Вера Афанасьевна самая молоденькая и хорошенькая из всех наших докторш. Держится она независимо, на воротнике носит шпалу, в лишние разговоры не вступает и ко всем больным относится одинаково внимательно. Никаких ухаживаний не принимает. Говорят, муж ее погиб в первый день войны. У нее вьющиеся каштановые волосы, чуть заметные золотистые усики и сильные, длинные, с матовыми, коротко остриженными ногтями пальцы. По-моему, она должна обязательно хорошо играть на рояле. Говорит она со всеми резко, отрывисто, с замечательным чисто московским акцентом.

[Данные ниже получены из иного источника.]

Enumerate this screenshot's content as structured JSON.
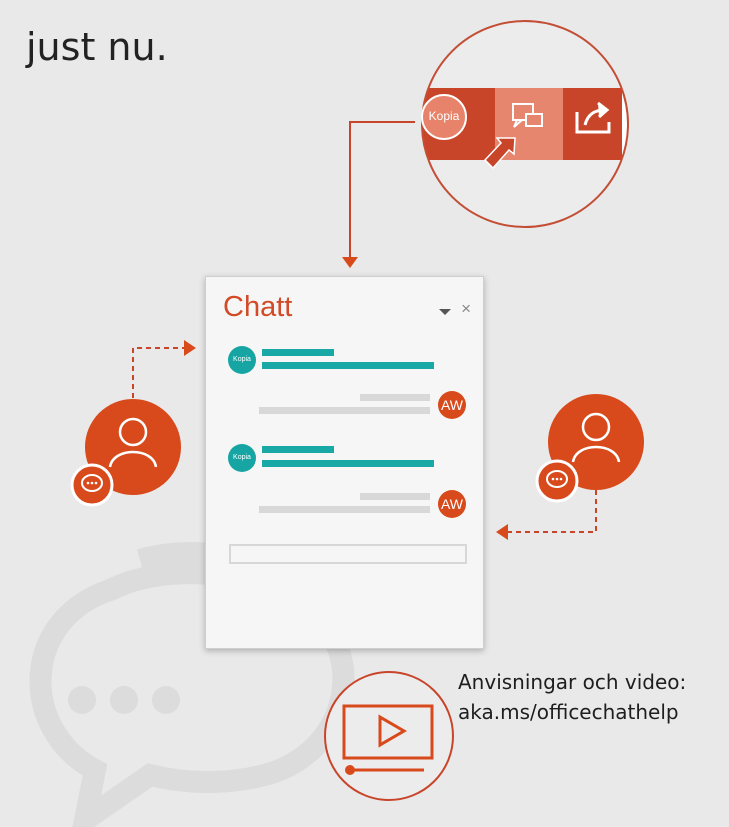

Когда я прихожу в перевязочную, Вера Афанасьевна и еще две сестры кажется, студентки — уже там. Клавдия Михайловна завязывает им халаты. Все трое стоят, широко расставив стерильные руки. На подоконнике булькает кипятильник с инструментами. Больной — молодой паренек — лежит ничком, положив руки под голову, на обыкновенном школьном столе, покрытом белой клеенкой. Рубашка висит рядом на стуле. На ней Красная Звезда и гвардейский значок.
Парень лежит ногами ко входу, сверкая голыми серыми пятками. Лица не видно. Видны только коротко стриженный затылок, широкая мускулистая спина с глубокой ложбинкой вдоль позвоночника и большое зеленое пятно на правом плече. Не шевелится — похоже, что спит.
Я сажусь между окном и шкафом, так что меня не видно, и принимаюсь за бинты.
Клавдия Михайловна подходит к кипятильнику. Одна из сестер натирает раненому плечо кусочком марли. Вера Афанасьевна протягивает руку в темной резиновой перчатке и говорит: "Скальпель" — тихо и отрывисто…
Вся операция длится не больше семи-восьми минут. Скальпель рассекает кожу, мышцы, маленькая струйка крови стекает в поставленный на полу таз, блестящие щипчики, ухватившись за края кожи, раздирают рану, и Вера Афанасьевна прямо пальцем влезает в нее — красную, большую теперь и кровоточащую. Серые пятки вздрагивают, одна нога быстро сгибается и сразу же выпрямляется, слегка дрожа, на спине напрягаются мускулы, но ни единого движения, ни единого звука больной не издает. Лоб Веры Афанасьевны — кроме него и глаз ничего не видно, закрыто марлей — бледнее обычного. Брови сдвинуты. Она ищет пулю, медленно вращая пальцем в ране. Напряженная тишина. Слышно только, как прерывисто дышит раненый.
— Сухо! — в руках у Веры Афанасьевны что-то маленькое и красное.